La vie de chacun peut basculer à tout instant. Cela vaut pour un professeur de langues anciennes. La rigueur même. L’érudition personnifiée.
Si le thème n’a rien de neuf, il se régénère dans le roman du bernois Pascal Mercier en collusion avec d’autres plus inventifs. Comme le lien de chacun à la langue. L’impact des mots et de leurs sonorités sur une vie. La culture peut-elle remplacer Dieu ?


Une femme sera à l’origine du séisme. Une apparition mystérieuse dont Raimond Gregorius, dit « Mundus », ne connaît que le pays natif, le Portugal.
Cet homme pour qui les mots sont chair fera aussitôt une deuxième rencontre : celle d’un livre. De ceux qui vous font tout quitter. Ecrit en portugais, la langue envoûtante de l’inconnue. La nouvelle voie de l’Inconnu. Le fruit défendu. L’une des rares langues dont l’érudit ignore tout.

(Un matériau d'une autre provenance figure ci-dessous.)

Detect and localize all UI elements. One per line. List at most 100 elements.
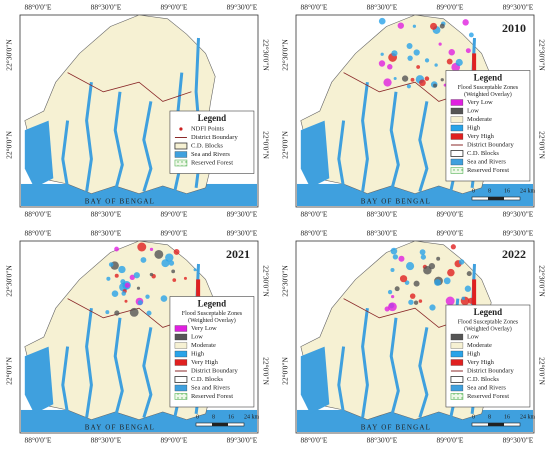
flood-zone	[146, 310, 152, 316]
flood-zone	[154, 249, 164, 259]
river	[389, 317, 400, 418]
flood-zone	[120, 279, 126, 285]
latitude-label: 22°30'0"N	[5, 265, 14, 297]
longitude-label: 89°0'0"E	[161, 3, 188, 12]
flood-zone	[124, 282, 131, 288]
sea-label: BAY OF BENGAL	[85, 198, 155, 206]
longitude-label: 88°0'0"E	[25, 436, 52, 445]
legend-subtitle: (Weighted Overlay)	[188, 317, 236, 324]
latitude-label: 22°0'0"N	[537, 357, 546, 385]
latitude-label: 22°30'0"N	[281, 265, 290, 297]
legend-title: Legend	[474, 73, 503, 83]
legend-symbol	[450, 333, 464, 341]
latitude-label: 22°30'0"N	[261, 39, 270, 71]
flood-zone	[137, 242, 147, 252]
flood-zone	[448, 48, 455, 56]
latitude-label: 22°0'0"N	[281, 357, 290, 385]
legend-symbol	[174, 376, 188, 383]
flood-zone	[419, 249, 426, 256]
legend-symbol	[450, 167, 464, 174]
river	[113, 317, 124, 418]
longitude-label: 89°30'0"E	[227, 3, 258, 12]
flood-zone	[433, 83, 438, 88]
scale-bar-seg	[488, 197, 504, 200]
river	[361, 82, 369, 192]
longitude-label: 89°30'0"E	[227, 229, 258, 238]
legend-label: Reserved Forest	[467, 167, 509, 174]
longitude-label: 89°30'0"E	[227, 436, 258, 445]
flood-zone	[458, 259, 465, 265]
flood-zone	[398, 255, 405, 262]
sea-label: BAY OF BENGAL	[361, 198, 431, 206]
legend-symbol	[450, 116, 464, 123]
longitude-label: 88°0'0"E	[25, 229, 52, 238]
flood-zone	[447, 268, 455, 277]
flood-zone	[429, 304, 436, 311]
flood-zone	[439, 23, 445, 29]
flood-zone	[161, 259, 170, 268]
scale-label: 24 km	[244, 414, 260, 420]
flood-zone	[416, 65, 421, 69]
flood-zone	[408, 299, 414, 305]
legend-symbol	[450, 158, 464, 166]
legend-label: NDFI Points	[191, 125, 225, 132]
flood-zone	[438, 42, 442, 46]
flood-zone	[424, 76, 430, 81]
scale-label: 16	[228, 414, 234, 420]
longitude-label: 89°0'0"E	[437, 3, 464, 12]
latitude-label: 22°0'0"N	[261, 357, 270, 385]
legend-label: High	[467, 124, 481, 131]
flood-zone	[434, 63, 438, 67]
legend-subtitle: Flood Susceptable Zones	[182, 311, 243, 317]
legend-symbol	[450, 376, 464, 383]
flood-zone	[133, 272, 140, 279]
longitude-label: 89°30'0"E	[227, 210, 258, 219]
flood-zone	[468, 32, 474, 38]
flood-zone	[378, 60, 386, 67]
flood-zone	[145, 294, 150, 299]
river	[85, 308, 93, 418]
flood-zone	[424, 58, 430, 63]
flood-zone	[397, 22, 404, 29]
flood-zone	[118, 265, 126, 274]
flood-zone	[129, 274, 135, 281]
longitude-label: 88°0'0"E	[301, 436, 328, 445]
longitude-label: 88°0'0"E	[25, 210, 52, 219]
legend-label: High	[191, 350, 205, 357]
legend-label: C.D. Blocks	[191, 376, 223, 383]
flood-zone	[383, 78, 392, 87]
legend-label: Low	[467, 107, 479, 114]
legend-label: District Boundary	[467, 367, 515, 374]
scale-label: 8	[488, 414, 491, 420]
scale-label: 0	[472, 414, 475, 420]
legend-symbol	[174, 393, 188, 400]
river	[418, 327, 429, 419]
legend-label: C.D. Blocks	[467, 376, 499, 383]
latitude-label: 22°30'0"N	[537, 265, 546, 297]
legend-label: Reserved Forest	[191, 159, 233, 166]
scale-bar-seg	[488, 423, 504, 426]
legend-symbol	[450, 99, 464, 106]
flood-zone	[114, 310, 120, 316]
river	[337, 120, 346, 189]
flood-zone	[183, 276, 187, 280]
flood-zone	[394, 286, 400, 292]
flood-zone	[413, 49, 420, 56]
flood-zone	[387, 64, 393, 70]
legend-symbol	[174, 359, 188, 366]
legend-label: Low	[191, 333, 203, 340]
latitude-label: 22°0'0"N	[5, 357, 14, 385]
flood-zone	[124, 299, 128, 303]
legend-label: Reserved Forest	[467, 393, 509, 400]
legend-label: Very High	[191, 359, 219, 366]
longitude-label: 88°30'0"E	[91, 436, 122, 445]
river	[361, 308, 369, 418]
flood-zone	[393, 77, 397, 81]
legend-label: Moderate	[467, 342, 492, 349]
scale-label: 8	[212, 414, 215, 420]
legend-symbol	[450, 124, 464, 132]
latitude-label: 22°0'0"N	[261, 131, 270, 159]
estuary	[300, 346, 330, 414]
longitude-label: 89°0'0"E	[437, 210, 464, 219]
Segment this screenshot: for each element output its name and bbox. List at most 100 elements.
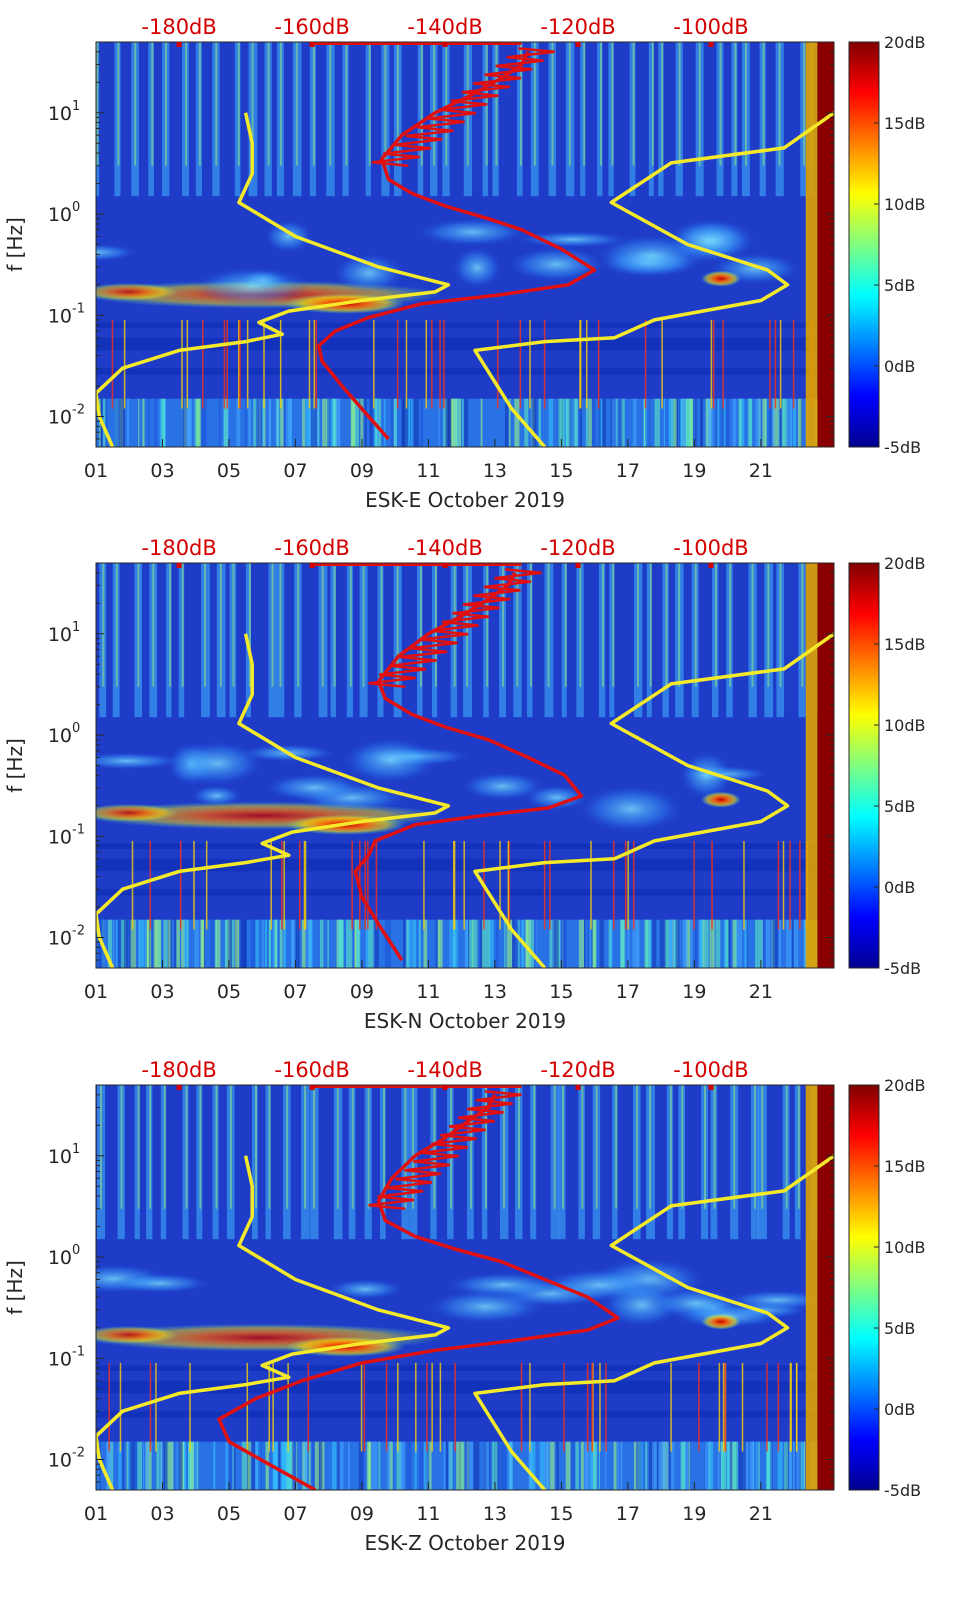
diurnal-strip <box>775 42 784 197</box>
low-band-strip <box>770 1441 773 1490</box>
low-band-strip <box>366 1441 371 1490</box>
diurnal-strip-core <box>703 1085 706 1209</box>
low-band-strip <box>744 919 747 968</box>
low-band-strip <box>452 919 455 968</box>
low-band-strip <box>708 398 714 447</box>
low-band-strip <box>350 398 356 447</box>
low-band-strip <box>584 1441 588 1490</box>
low-band-strip <box>575 1441 579 1490</box>
colorbar-tick-label: 15dB <box>884 1157 926 1176</box>
low-band-strip <box>659 919 666 968</box>
x-tick-label: 07 <box>283 1503 307 1525</box>
low-band-strip <box>118 1441 122 1490</box>
diurnal-strip-core <box>279 563 282 687</box>
diurnal-strip <box>662 563 669 718</box>
diurnal-strip <box>711 563 719 718</box>
low-band-strip <box>772 398 779 447</box>
low-band-strip <box>371 1441 378 1490</box>
x-axis-title: ESK-E October 2019 <box>365 488 565 512</box>
low-band-strip <box>766 1441 772 1490</box>
low-band-strip <box>98 1441 100 1490</box>
low-band-strip <box>802 1441 805 1490</box>
low-band-strip <box>700 398 703 447</box>
transient-spike <box>769 319 771 409</box>
x-tick-label: 05 <box>217 1503 241 1525</box>
x-tick-label: 09 <box>350 981 374 1003</box>
diurnal-strip <box>248 42 258 197</box>
y-tick-label: 10 <box>48 103 72 125</box>
noise-blob <box>341 737 440 784</box>
diurnal-strip <box>515 1085 523 1240</box>
low-band-strip <box>378 1441 381 1490</box>
diurnal-strip-core <box>251 42 254 166</box>
diurnal-strip-core <box>362 563 365 687</box>
low-band-strip <box>673 398 677 447</box>
low-band-strip <box>556 1441 559 1490</box>
low-band-strip <box>403 919 406 968</box>
noise-model-low-curve <box>96 112 451 447</box>
low-band-strip <box>419 1441 423 1490</box>
low-band-strip <box>694 919 699 968</box>
low-band-strip <box>389 1441 393 1490</box>
transient-spike <box>796 1362 798 1452</box>
low-band-strip <box>609 919 613 968</box>
diurnal-strip-core <box>669 1085 672 1209</box>
diurnal-strip-core <box>329 42 332 166</box>
low-band-strip <box>218 398 221 447</box>
low-band-strip <box>331 1441 337 1490</box>
top-db-label: -120dB <box>540 536 615 560</box>
low-band-strip <box>613 1441 617 1490</box>
diurnal-strip-core <box>495 42 498 166</box>
low-band-strip <box>308 1441 311 1490</box>
low-band-strip <box>215 919 221 968</box>
low-band-strip <box>167 1441 174 1490</box>
low-band-strip <box>443 1441 446 1490</box>
low-band-strip <box>589 398 596 447</box>
low-band-strip <box>283 398 288 447</box>
low-band-strip <box>286 1441 292 1490</box>
transient-spike <box>605 1362 607 1452</box>
low-band-strip <box>130 919 136 968</box>
low-band-strip <box>756 1441 758 1490</box>
top-db-marker <box>575 1085 581 1090</box>
transient-spike <box>149 1362 152 1452</box>
transient-spike <box>586 1362 589 1452</box>
low-band-strip <box>654 398 660 447</box>
diurnal-strip <box>283 1085 291 1240</box>
low-band-strip <box>682 919 688 968</box>
low-band-strip <box>500 1441 506 1490</box>
transient-spike <box>246 1362 249 1452</box>
diurnal-strip <box>646 563 652 718</box>
transient-spike <box>529 319 531 409</box>
noise-blob <box>426 1289 545 1324</box>
diurnal-strip-core <box>801 563 804 687</box>
diurnal-strip-core <box>678 563 681 687</box>
low-band-strip <box>153 919 158 968</box>
y-tick-label: 10 <box>48 826 72 848</box>
low-band-strip <box>314 1441 319 1490</box>
low-band-strip <box>120 919 127 968</box>
low-band-strip <box>675 919 680 968</box>
low-band-strip <box>634 919 638 968</box>
saturated-edge-fringe <box>805 1085 818 1490</box>
transient-spike <box>373 319 375 409</box>
low-band-strip <box>586 1441 590 1490</box>
y-axis-title: f [Hz] <box>3 738 27 793</box>
transient-spike <box>123 319 126 409</box>
x-tick-label: 09 <box>350 460 374 482</box>
diurnal-strip <box>330 563 337 718</box>
low-band-strip <box>732 919 736 968</box>
diurnal-strip <box>513 563 522 718</box>
diurnal-strip <box>748 563 757 718</box>
diurnal-strip-core <box>237 42 240 166</box>
low-band-strip <box>365 919 370 968</box>
low-band-strip <box>732 1441 736 1490</box>
diurnal-strip-core <box>611 42 614 166</box>
x-tick-label: 21 <box>749 981 773 1003</box>
low-band-strip <box>561 919 565 968</box>
low-band-strip <box>142 1441 145 1490</box>
transient-spike <box>779 319 782 409</box>
transient-spike <box>439 1362 442 1452</box>
noise-blob <box>191 785 242 806</box>
diurnal-strip <box>251 1085 258 1240</box>
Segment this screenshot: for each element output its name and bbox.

La tentation est trop forte, le professeur sèche ses cours et part.

Grammaire portugaise en poche, il embarque pour Lisbonne, pris par le double désir de retrouver la belle inconnue et de recomposer l’histoire d’Amadeu de Prado, écrivain auto-édité aux longues phrases implacables entre Montaigne et Pessoa. Un philosophe de l’âme, un « prêtre sans église ». Le désir de la langue prend alors le pas sur le désir de la femme. Mundus, le professeur qui synthétisait le monde pour ses élèves, tous confits en dévotion, aura à affronter le monde physique. Seul, déraciné, sans statut, sans aucun auxiliaire qu’un livre à déchiffrer.

Projeté dans le rôle du biographe, l’anti-héros myope se confronte à ce vivant qu’il élude en enseignant latin, grec et hébreux. Il part à l’assaut d’une langue et d’un pays qu’il ne connaissait pas la veille. Lit dans une école pleine de rats pour se mettre en contexte. Reconstituer la vie ténébreuse d’Amadeu de Prado liée à l’histoire du Portugal est une manière de mettre en perspective la sienne.

Une narration émaillée de longues citations du livre fictif d’Amadeu de Prado. Avec des passages forts qui revigorent l’esprit et d’autres plus dispensables, car ralentissant l’intrigue. Ce parti pris d’un livre dans le livre était difficile à tenir. L’oeuvre fictive, voix autonome, finit par dépasser l’intrigue, par l’écraser. Dans le fond et dans la forme.

Pascal Mercier, philosophe de métier a-t-il voulu mettre en exergue un pan de son travail ?
Un roman d’une rare qualité de langue et de pensée qui ne faiblit au fond que par ses choix narratifs.